(635g) Highly Improved Plasmid DNA Production by Optimizing the Plasmid Construct and Fermentation Conditions | AIChE

(635g) Highly Improved Plasmid DNA Production by Optimizing the Plasmid Construct and Fermentation Conditions

Authors 

Trivedi, R. N. - Presenter, University of Pittsburgh
Bartlow, P. R. - Presenter, University of Pittsburgh
Meade, J. - Presenter, Carnegie Mellon
Khan, S. A. - Presenter, University of Pittsburgh
Domach, M. M. - Presenter, Carnegie Mellon University
Ataai, M. M. - Presenter, University of Pittsburgh


This presentation details our effort to develop a combined host-plasmid system that provides plasmid copy numbers that approach 104 copies/cell. The work is driven by DNA vaccines and gene delivery vectors which are becoming a growing segment of new clinical trials. Over 20% of ongoing trials rely on plasmid vectors spanning all disease categories and including nine trials currently in Phase III. Moreover, four DNA vaccines have been approved for veterinary use since 2005. 

Given the large number of potential vaccines and the size of the target animal and human populations, large amounts of plasmid DNA will be required. Our ultimate goal is to develop a production platform that has high volumetric productivity when inexpensive and simple minimal media is used. To this end, we employ plasmid pNTC8485 in DH5α that possess a temperature-responsive ColE1 origin of replication, encodes reporter EGFP, and has a major advantage of reduced metabolic load by encoding a small antisense RNA that mitigates chromosomally-endowed toxicity from sacB when sucrose is present in the media.
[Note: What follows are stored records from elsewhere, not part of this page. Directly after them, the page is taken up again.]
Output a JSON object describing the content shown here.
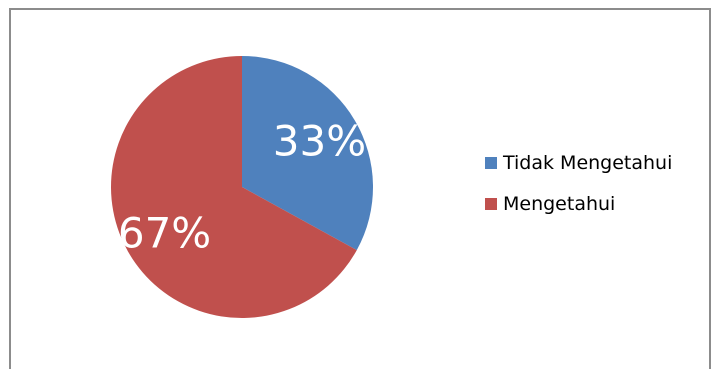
{
  "chart_data": {
    "type": "pie",
    "title": "",
    "slices": [
      {
        "label": "Tidak Mengetahui",
        "value": 33,
        "display": "33%",
        "color": "#4F81BD"
      },
      {
        "label": "Mengetahui",
        "value": 67,
        "display": "67%",
        "color": "#C0504D"
      }
    ],
    "start_angle": "12 o'clock",
    "direction": "clockwise",
    "legend": {
      "placement": "right"
    }
  }
}
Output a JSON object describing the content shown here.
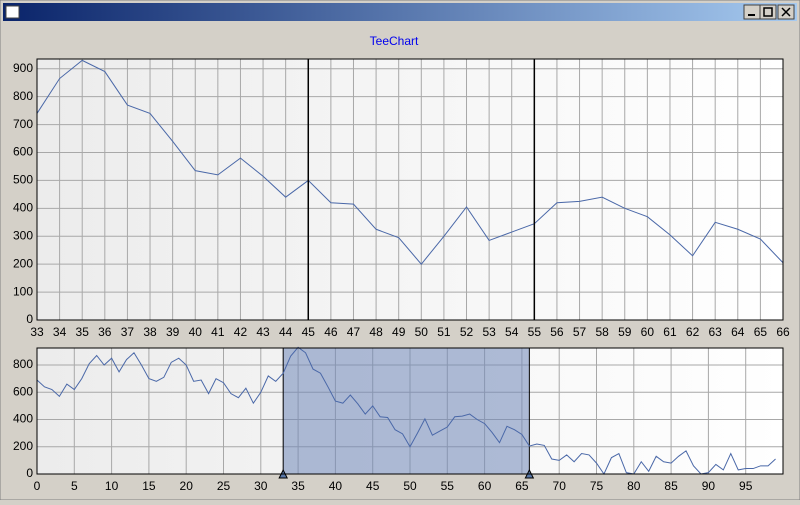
{
  "chart_data": [
    {
      "type": "line",
      "title": "TeeChart",
      "color": "#4a68a8",
      "x": [
        33,
        34,
        35,
        36,
        37,
        38,
        39,
        40,
        41,
        42,
        43,
        44,
        45,
        46,
        47,
        48,
        49,
        50,
        51,
        52,
        53,
        54,
        55,
        56,
        57,
        58,
        59,
        60,
        61,
        62,
        63,
        64,
        65,
        66
      ],
      "values": [
        740,
        865,
        930,
        890,
        770,
        740,
        640,
        535,
        520,
        580,
        515,
        440,
        500,
        420,
        415,
        325,
        295,
        200,
        300,
        405,
        285,
        315,
        345,
        420,
        425,
        440,
        400,
        370,
        305,
        230,
        350,
        325,
        290,
        205
      ],
      "xlim": [
        33,
        66
      ],
      "xticks": [
        33,
        34,
        35,
        36,
        37,
        38,
        39,
        40,
        41,
        42,
        43,
        44,
        45,
        46,
        47,
        48,
        49,
        50,
        51,
        52,
        53,
        54,
        55,
        56,
        57,
        58,
        59,
        60,
        61,
        62,
        63,
        64,
        65,
        66
      ],
      "ylim": [
        0,
        935
      ],
      "yticks": [
        0,
        100,
        200,
        300,
        400,
        500,
        600,
        700,
        800,
        900
      ],
      "grid": true,
      "markers": [
        45,
        55
      ]
    },
    {
      "type": "line",
      "color": "#4a68a8",
      "x": [
        0,
        1,
        2,
        3,
        4,
        5,
        6,
        7,
        8,
        9,
        10,
        11,
        12,
        13,
        14,
        15,
        16,
        17,
        18,
        19,
        20,
        21,
        22,
        23,
        24,
        25,
        26,
        27,
        28,
        29,
        30,
        31,
        32,
        33,
        34,
        35,
        36,
        37,
        38,
        39,
        40,
        41,
        42,
        43,
        44,
        45,
        46,
        47,
        48,
        49,
        50,
        51,
        52,
        53,
        54,
        55,
        56,
        57,
        58,
        59,
        60,
        61,
        62,
        63,
        64,
        65,
        66,
        67,
        68,
        69,
        70,
        71,
        72,
        73,
        74,
        75,
        76,
        77,
        78,
        79,
        80,
        81,
        82,
        83,
        84,
        85,
        86,
        87,
        88,
        89,
        90,
        91,
        92,
        93,
        94,
        95,
        96,
        97,
        98,
        99
      ],
      "values": [
        690,
        640,
        620,
        570,
        660,
        620,
        700,
        810,
        870,
        800,
        850,
        750,
        840,
        890,
        800,
        700,
        680,
        710,
        820,
        850,
        800,
        680,
        690,
        590,
        700,
        670,
        590,
        560,
        630,
        520,
        600,
        720,
        680,
        740,
        865,
        930,
        890,
        770,
        740,
        640,
        535,
        520,
        580,
        515,
        440,
        500,
        420,
        415,
        325,
        295,
        200,
        300,
        405,
        285,
        315,
        345,
        420,
        425,
        440,
        400,
        370,
        305,
        230,
        350,
        325,
        290,
        205,
        220,
        210,
        110,
        100,
        140,
        90,
        150,
        140,
        80,
        0,
        120,
        150,
        10,
        0,
        90,
        20,
        130,
        90,
        80,
        130,
        170,
        60,
        0,
        10,
        70,
        30,
        150,
        30,
        40,
        40,
        60,
        60,
        110
      ],
      "xlim": [
        0,
        100
      ],
      "xticks": [
        0,
        5,
        10,
        15,
        20,
        25,
        30,
        35,
        40,
        45,
        50,
        55,
        60,
        65,
        70,
        75,
        80,
        85,
        90,
        95
      ],
      "ylim": [
        0,
        925
      ],
      "yticks": [
        0,
        200,
        400,
        600,
        800
      ],
      "grid": true,
      "selection": [
        33,
        66
      ]
    }
  ]
}
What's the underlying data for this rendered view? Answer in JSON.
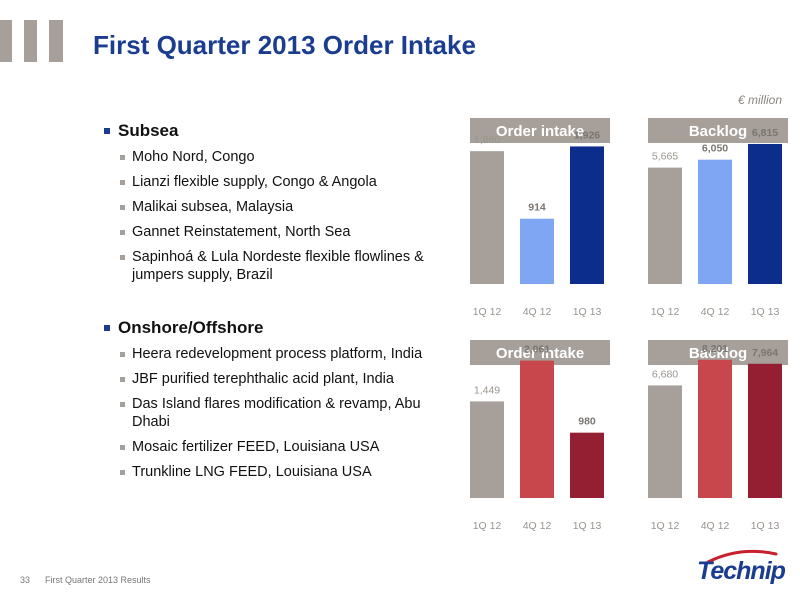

Replication region contains two promoters which direct the synthesis of two RNA molecules (RNA I and RNA II) involved in control of plasmid copy number.  We have modified the origin of replication, yielding approximately 8000 plasmid copies/cell, a 6-fold increase in plasmid copy number relative to unaltered DH5α pNTC8485. Further increase in process productivity was achieved by improving the fermentation conditions that enables the selective agent (sucrose) to be metabolized once the catabolic resources are exhausted from the medium. After reaching stationary phase in media with 8% sucrose, treatment with invertase releases glucose that spurs added cell growth without noticeable plasmid dilution, nearly tripling DNA volumetric productivity. Overall, about a 20-fold increase in volumetric productivity was achieved by combining the productive mutations of origin of replication and improved fermentation conditions.